Swiss glacier mass loss during the 2022 drought: persistent streamflow contributions amid declining melt water volumes

Abstract. The year 2022 was extremely warm and dry in Europe, resulting in a severe hydrological drought. In Switzerland, part of Europe’s water tower, streamflow in glacier-fed rivers could have been even more reduced if the situation had not led simultaneously to extreme glacier melt. Here we analyze the role of glaciers during the 2022 drought for 88 glacierized catchments by combining streamflow and meteorological observations with estimations of snow water equivalent, actual evapotranspiration and daily glacier storage changes.

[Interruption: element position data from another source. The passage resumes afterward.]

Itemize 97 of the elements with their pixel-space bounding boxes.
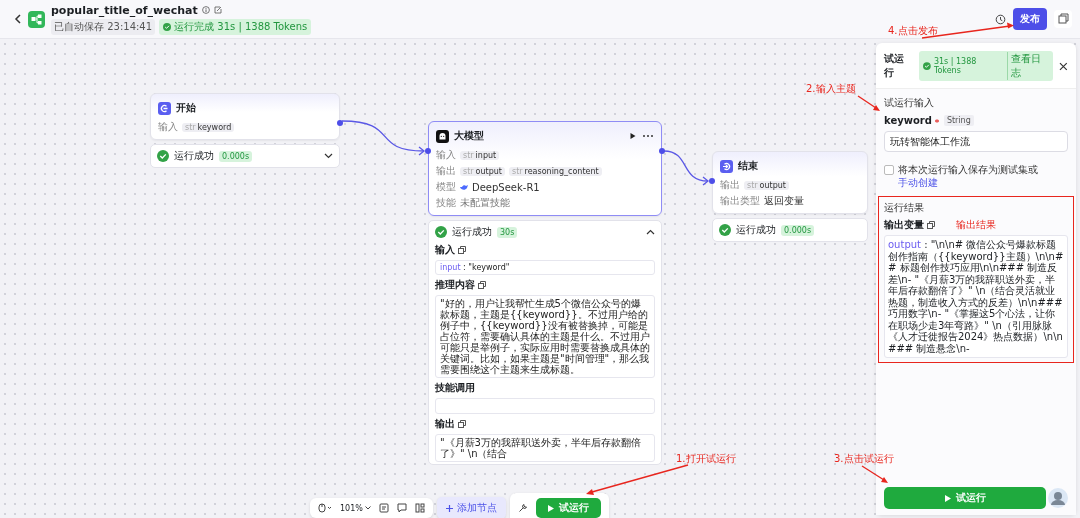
node-title: 大模型 <box>454 129 484 143</box>
section-label: 输入 <box>435 243 455 257</box>
edit-icon[interactable] <box>213 6 222 14</box>
comment-icon[interactable] <box>396 503 407 513</box>
status-text: 运行成功 <box>174 149 214 163</box>
variable-tag: str input <box>460 150 500 160</box>
field-value: 返回变量 <box>764 194 804 208</box>
status-text: 运行成功 <box>452 225 492 239</box>
section-label: 推理内容 <box>435 278 475 292</box>
minimap-icon[interactable] <box>378 503 389 513</box>
test-run-button[interactable]: 试运行 <box>535 498 601 518</box>
annotation-label: 1.打开试运行 <box>676 452 736 466</box>
layout-icon[interactable] <box>414 503 425 513</box>
history-icon[interactable] <box>995 13 1006 25</box>
copy-icon[interactable] <box>927 221 935 229</box>
copy-icon[interactable] <box>478 281 486 289</box>
workflow-node[interactable]: 大模型 输入 str input 输出 str output str reasoning_content 模型 DeepSeek-R1 技能 未配置技能 <box>428 121 662 216</box>
panel-title: 试运行 <box>884 52 905 80</box>
wrench-icon[interactable] <box>517 503 528 513</box>
add-node-button[interactable]: 添加节点 <box>436 497 506 518</box>
run-status-tag: 运行完成 31s | 1388 Tokens <box>159 18 312 35</box>
play-icon[interactable] <box>629 132 637 140</box>
zoom-dropdown[interactable]: 101% <box>340 503 371 513</box>
field-label: 输出 <box>436 164 456 178</box>
checkbox[interactable] <box>884 165 894 175</box>
start-node-icon <box>158 101 171 115</box>
connector <box>663 150 710 186</box>
annotation-label: 3.点击试运行 <box>834 452 894 466</box>
variable-tag: str output <box>460 166 505 176</box>
copy-icon[interactable] <box>458 246 466 254</box>
output-variable-label: 输出变量 <box>884 218 924 232</box>
annotation-label: 4.点击发布 <box>888 24 938 38</box>
field-label: 技能 <box>436 196 456 210</box>
plus-icon <box>445 504 453 512</box>
keyword-input[interactable]: 玩转智能体工作流 <box>884 131 1068 152</box>
workflow-node[interactable]: 结束 输出 str output 输出类型 返回变量 <box>712 151 868 214</box>
output-text-box: output : "\n\n# 微信公众号爆款标题创作指南（{{keyword}}主题）\n\n## 标题创作技巧应用\n\n### 制造反差\n- "《月薪3万的我辞职送外卖，半年后存款翻倍了》" \n（结合灵活就业热题，制造收入方式的反差）\n\n### 巧用数字\n- "《掌握这5个心法，让你在职场少走3年弯路》" \n（引用脉脉《人才迁徙报告2024》热点数据）\n\n### 制造悬念\n- <box>884 235 1068 358</box>
field-label: 模型 <box>436 180 456 194</box>
play-icon <box>547 504 554 512</box>
section-label: 输出 <box>435 417 455 431</box>
section-title: 试运行输入 <box>884 96 935 110</box>
model-name: DeepSeek-R1 <box>472 181 540 193</box>
variable-tag: str output <box>744 180 789 190</box>
output-text-box: "《月薪3万的我辞职送外卖，半年后存款翻倍了》" \n（结合 <box>435 434 655 462</box>
view-log-link[interactable]: 查看日志 <box>1006 52 1050 80</box>
success-icon <box>157 150 169 162</box>
close-icon[interactable] <box>1059 61 1068 71</box>
play-icon <box>944 494 951 502</box>
field-label: 输入 <box>158 120 178 134</box>
publish-button[interactable]: 发布 <box>1013 8 1047 30</box>
variable-tag: str reasoning_content <box>509 166 602 176</box>
field-label: 输出类型 <box>720 194 760 208</box>
back-icon[interactable] <box>14 14 22 24</box>
success-icon <box>923 62 931 70</box>
node-title: 开始 <box>176 101 196 115</box>
success-icon <box>435 226 447 238</box>
duration-tag: 0.000s <box>781 224 815 236</box>
info-icon[interactable] <box>201 6 210 14</box>
end-node-icon <box>720 159 733 173</box>
workflow-title: popular_title_of_wechat <box>51 3 198 17</box>
field-value: 未配置技能 <box>460 196 510 210</box>
copy-icon[interactable] <box>458 420 466 428</box>
success-icon <box>719 224 731 236</box>
type-tag: String <box>943 115 974 126</box>
annotation-arrow <box>861 465 888 483</box>
create-link[interactable]: 手动创建 <box>898 177 938 188</box>
run-info-tag: 31s | 1388 Tokens 查看日志 <box>919 51 1054 81</box>
duration-tag: 0.000s <box>219 150 253 162</box>
input-value-field: input : "keyword" <box>435 260 655 275</box>
autosave-tag: 已自动保存 23:14:41 <box>51 18 156 35</box>
workflow-node[interactable]: 开始 输入 str keyword <box>150 93 340 140</box>
success-icon <box>163 22 172 31</box>
avatar-icon[interactable] <box>1048 488 1068 508</box>
parameter-name: keyword <box>884 115 932 126</box>
annotation-label: 2.输入主题 <box>806 82 856 96</box>
annotation-arrow <box>857 95 880 111</box>
annotation-label: 输出结果 <box>956 218 996 232</box>
more-icon[interactable] <box>642 134 654 138</box>
status-text: 运行成功 <box>736 223 776 237</box>
section-title: 运行结果 <box>884 201 925 215</box>
field-label: 输出 <box>720 178 740 192</box>
mouse-mode-icon[interactable] <box>318 503 332 513</box>
duration-tag: 30s <box>497 226 518 238</box>
variable-tag: str keyword <box>182 122 235 132</box>
reasoning-text-box: "好的，用户让我帮忙生成5个微信公众号的爆款标题，主题是{{keyword}}。不过用户给的例子中，{{keyword}}没有被替换掉，可能是占位符，需要确认具体的主题是什么。不过用户可能只是举例子，实际应用时需要替换成具体的关键词。比如，如果主题是"时间管理"，那么我需要围绕这个主题来生成标题。 <box>435 295 655 378</box>
caret-icon <box>364 506 371 510</box>
chevron-icon[interactable] <box>324 153 333 159</box>
workflow-logo-icon <box>28 10 45 28</box>
field-label: 输入 <box>436 148 456 162</box>
test-run-button[interactable]: 试运行 <box>884 487 1046 509</box>
whale-icon <box>460 183 468 191</box>
model-node-icon <box>436 129 449 143</box>
section-label: 技能调用 <box>435 381 475 395</box>
save-option-text: 将本次运行输入保存为测试集或 手动创建 <box>898 163 1039 189</box>
chevron-icon[interactable] <box>646 229 655 235</box>
copy-icon[interactable] <box>1054 10 1072 28</box>
node-title: 结束 <box>738 159 758 173</box>
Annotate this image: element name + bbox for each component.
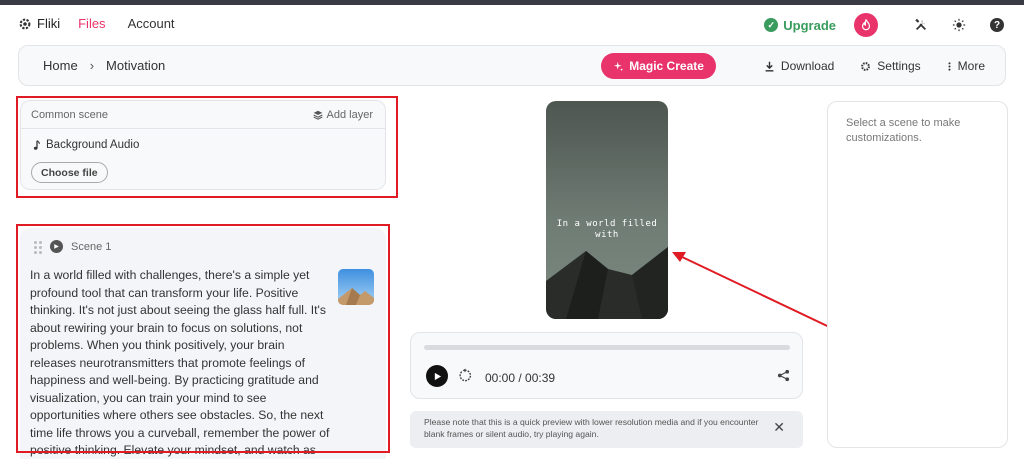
replay-button[interactable] bbox=[458, 368, 473, 383]
customization-panel: Select a scene to make customizations. bbox=[827, 101, 1008, 448]
settings-button[interactable]: Settings bbox=[860, 59, 921, 73]
more-label: More bbox=[957, 59, 985, 73]
nav-right: ✓ Upgrade ? bbox=[764, 13, 1008, 37]
replay-icon bbox=[459, 368, 472, 382]
brand-name: Fliki bbox=[37, 16, 61, 31]
settings-label: Settings bbox=[877, 59, 921, 73]
breadcrumb-separator: › bbox=[89, 58, 95, 73]
video-preview[interactable]: In a world filled with bbox=[546, 101, 668, 319]
share-button[interactable] bbox=[777, 369, 790, 382]
close-icon[interactable]: ✕ bbox=[773, 420, 785, 434]
download-button[interactable]: Download bbox=[764, 59, 834, 73]
annotation-box-scene bbox=[16, 224, 390, 453]
top-nav: Fliki Files Account ✓ Upgrade ? bbox=[0, 5, 1024, 45]
breadcrumb-home[interactable]: Home bbox=[43, 58, 78, 73]
preview-note: Please note that this is a quick preview… bbox=[410, 411, 803, 448]
fliki-logo-icon bbox=[18, 17, 32, 31]
breadcrumb-current[interactable]: Motivation bbox=[106, 58, 165, 73]
more-vertical-icon bbox=[948, 61, 951, 71]
share-icon bbox=[777, 369, 790, 382]
tools-icon[interactable] bbox=[910, 14, 932, 36]
download-icon bbox=[765, 61, 774, 72]
theme-sun-icon[interactable] bbox=[948, 14, 970, 36]
nav-link-files[interactable]: Files bbox=[78, 16, 105, 31]
play-button[interactable] bbox=[426, 365, 448, 387]
magic-create-label: Magic Create bbox=[629, 59, 704, 73]
play-icon bbox=[434, 372, 441, 380]
more-button[interactable]: More bbox=[947, 59, 985, 73]
toolbar-actions: Magic Create Download Settings More bbox=[601, 53, 985, 79]
upgrade-link[interactable]: ✓ Upgrade bbox=[764, 18, 836, 33]
breadcrumb-bar: Home › Motivation Magic Create Download … bbox=[18, 45, 1006, 86]
customization-placeholder: Select a scene to make customizations. bbox=[846, 117, 961, 144]
brand[interactable]: Fliki bbox=[18, 16, 60, 31]
breadcrumb: Home › Motivation bbox=[43, 58, 165, 73]
sparkle-icon bbox=[614, 61, 624, 71]
upgrade-label: Upgrade bbox=[783, 17, 836, 33]
avatar[interactable] bbox=[854, 13, 878, 37]
nav-left: Fliki Files Account bbox=[18, 16, 197, 31]
nav-link-account[interactable]: Account bbox=[128, 16, 175, 31]
check-badge-icon: ✓ bbox=[764, 18, 779, 32]
preview-note-text: Please note that this is a quick preview… bbox=[424, 417, 759, 439]
gear-icon bbox=[861, 61, 871, 71]
playback-time: 00:00 / 00:39 bbox=[485, 371, 556, 385]
video-caption: In a world filled with bbox=[556, 219, 658, 240]
help-icon[interactable]: ? bbox=[986, 14, 1008, 36]
magic-create-button[interactable]: Magic Create bbox=[601, 53, 716, 79]
flame-icon bbox=[861, 19, 871, 31]
annotation-box-common-scene bbox=[16, 96, 398, 198]
audio-player: 00:00 / 00:39 bbox=[410, 332, 803, 399]
progress-track[interactable] bbox=[424, 345, 790, 350]
download-label: Download bbox=[780, 59, 835, 73]
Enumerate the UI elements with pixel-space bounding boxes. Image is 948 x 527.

We also compared the year 2022 to earlier exceptionally warm and dry years (1921, 1928, 1947, 1998, 2003 and 2018) to assess if the ongoing glacier retreat has already caused a declining meltwater supply in such extreme conditions. Results show that 60–80 % of the total glacier melt in 2022 came from net mass loss (imbalanced melt). During summer, the increased melt could completely offset the precipitation and snowmelt deficits for catchments with around 15 % glacierization. Further downstream, the extra melt in summer alleviated water input deficits by up to 5 % at Basel (Rhine) and 70 % at Porte du Scex (Rhone). However, compared to other extreme years in the past, total melt volume has been noticeably declining due to a strong reduction in glacier area – despite more extreme melt rates per unit glacier area. In contrast, the relative contribution of glacier melt to streamflow stayed constant or even increased for some months, suggesting that glacier melt remains important during droughts. Comparing 2022 to 2003 –the most comparable recent extreme summer– shows a declining glacier meltwater supply for 55 % of the catchments during summer and 36 % during July, despite more intense melt, with the difference in summer/July reflecting the extremeness of the melt conditions, counterbalancing the reduction in glacier area. This declining meltwater supply raises concerns for future drought situations.